Some of the following might seem trivial, but it wasn’t to me, so I wanted to share.
I was inspired to create this game after I made a simple Tic-Tac-Toe implementation and wondered what it would be like with a board size larger than 3x3 - it’s terrible by the way.
Anywho, this post will be primarily about how I solved the arguably most important function in the game: the checkWin function.
Solution Attempt 1
Initially, since I had just finished making Tic-Tac-Toe, I thought of hard-coding an array of possible winning game states (which themselves are arrays) and then simply checking whether any one of those corresponds to the actual game state. You imagine the game board as a single 1-indexed array where the index of each element is either a 0 (no piece) or 1 or 2 (player 1 or 2 piece).
This is an O(n) solution for every time the checkWin function is run. It’s quite good and is in fact how most people solve this function for Connect 4 online.
However, writing out the possible winning states for each board size would have been incredibly tedious.
Solution Attempt 2
The idea was to perform a kind of graph search where each node corresponds to a game cell. We would expand outwards in all directions, track the greatest count of connected pieces, and mark a node as having been visited (so that we don’t perform the search from that same cell later if it didn’t lead to a win). Then, if we reach the win condition, we return true.
Since I never coded this, I’m not sure of its time complexity, but I suspect it’d be O(n) or O(log(n)). This is great, of course, but the thought of coding this up seemed a bit daunting.
Solution Attempt 3 & 4
About here is where I sought the assistance of ChatGPT. Asking it to provide a solution first resulted in a brute-force approach where you’d perform 4 searches for every move: horizontal, vertical, diagonal left-right, diagonal right-left. To be honest, with how small the game state can ever become, even with win conditions of 6 connected pieces, this would run just fine. However, the time complexity is not great. I want to say it’s O(n*k), where n is the length of each row and k is the height of each column.
While I still had the chat window open, I wondered if creating a function that could generate the map for each win condition, instead of hard-coding it, would work. In theory, this is an O(n) solution, but if you account for the generation of such a map, then the solution technically becomes O(n^2).
Somewhere between ChatGPT and searching for other people’s solutions, I had an insight that the last piece played in Connect N is the winning piece. No piece placed before it can cause a win or else it would have already. This insight made me realize that the entire board does not need to be searched for a win after the placement of every piece. You can simply expand outwards, both ways, in all 4 directions from the last placed piece, and if you reach the appropriate count of connected same player pieces, you return true. Eureka!

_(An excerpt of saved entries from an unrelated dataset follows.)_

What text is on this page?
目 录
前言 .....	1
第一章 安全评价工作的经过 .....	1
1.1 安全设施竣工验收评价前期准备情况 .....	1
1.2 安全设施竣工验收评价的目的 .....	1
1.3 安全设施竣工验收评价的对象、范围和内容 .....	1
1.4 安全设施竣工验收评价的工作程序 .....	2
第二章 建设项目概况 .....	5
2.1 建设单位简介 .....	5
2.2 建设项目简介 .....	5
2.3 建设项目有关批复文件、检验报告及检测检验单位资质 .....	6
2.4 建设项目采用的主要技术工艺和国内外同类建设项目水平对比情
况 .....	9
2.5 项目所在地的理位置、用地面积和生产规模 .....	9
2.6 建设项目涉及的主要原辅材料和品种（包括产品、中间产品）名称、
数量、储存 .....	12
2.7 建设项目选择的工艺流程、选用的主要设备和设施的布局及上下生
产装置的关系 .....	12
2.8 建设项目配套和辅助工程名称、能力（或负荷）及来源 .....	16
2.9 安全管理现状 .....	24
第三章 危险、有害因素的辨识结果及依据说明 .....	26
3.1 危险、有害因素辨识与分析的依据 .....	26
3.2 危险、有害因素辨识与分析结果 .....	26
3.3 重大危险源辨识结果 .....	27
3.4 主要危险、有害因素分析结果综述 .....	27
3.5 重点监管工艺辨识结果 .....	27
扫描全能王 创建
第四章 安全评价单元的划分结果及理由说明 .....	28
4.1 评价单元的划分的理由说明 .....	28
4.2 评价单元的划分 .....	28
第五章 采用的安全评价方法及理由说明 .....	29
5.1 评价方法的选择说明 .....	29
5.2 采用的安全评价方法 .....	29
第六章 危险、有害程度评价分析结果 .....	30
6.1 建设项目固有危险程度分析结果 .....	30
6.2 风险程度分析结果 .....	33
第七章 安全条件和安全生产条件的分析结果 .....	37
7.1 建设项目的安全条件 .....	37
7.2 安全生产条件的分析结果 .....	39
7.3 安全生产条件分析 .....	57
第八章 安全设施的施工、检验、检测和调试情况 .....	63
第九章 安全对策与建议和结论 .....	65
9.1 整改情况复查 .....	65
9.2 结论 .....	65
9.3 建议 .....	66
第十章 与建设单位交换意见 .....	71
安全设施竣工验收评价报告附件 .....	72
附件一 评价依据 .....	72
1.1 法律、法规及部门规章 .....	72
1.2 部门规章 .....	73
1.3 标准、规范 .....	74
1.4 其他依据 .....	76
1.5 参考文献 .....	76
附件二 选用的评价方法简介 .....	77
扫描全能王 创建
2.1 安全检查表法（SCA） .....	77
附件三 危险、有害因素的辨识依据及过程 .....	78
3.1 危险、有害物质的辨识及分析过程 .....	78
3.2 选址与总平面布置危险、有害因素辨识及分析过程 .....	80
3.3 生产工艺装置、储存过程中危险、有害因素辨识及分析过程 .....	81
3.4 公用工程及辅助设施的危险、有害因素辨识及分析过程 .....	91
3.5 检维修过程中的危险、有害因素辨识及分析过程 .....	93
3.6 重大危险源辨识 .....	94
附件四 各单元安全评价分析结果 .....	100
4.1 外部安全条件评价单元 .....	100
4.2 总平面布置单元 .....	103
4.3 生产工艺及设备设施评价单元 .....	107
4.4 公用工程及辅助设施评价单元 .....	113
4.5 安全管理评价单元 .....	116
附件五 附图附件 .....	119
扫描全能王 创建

The time complexity of this solution seems like O(n), but you’re technically bounded by the maximum search range which would be: win condition * 4 - 1. So it’s technically O(1) because it’s a constant search range or less. At least, I think that’s the case.
In any case, this is the solution I coded into my game, and it works great! It is by far the simplest to reason about and the fastest. In addition to that, I made a very minor improvement where the checkWin function is only run for every move played after the minimum number of moves has been played where a win could occur (2 * win condition - 1).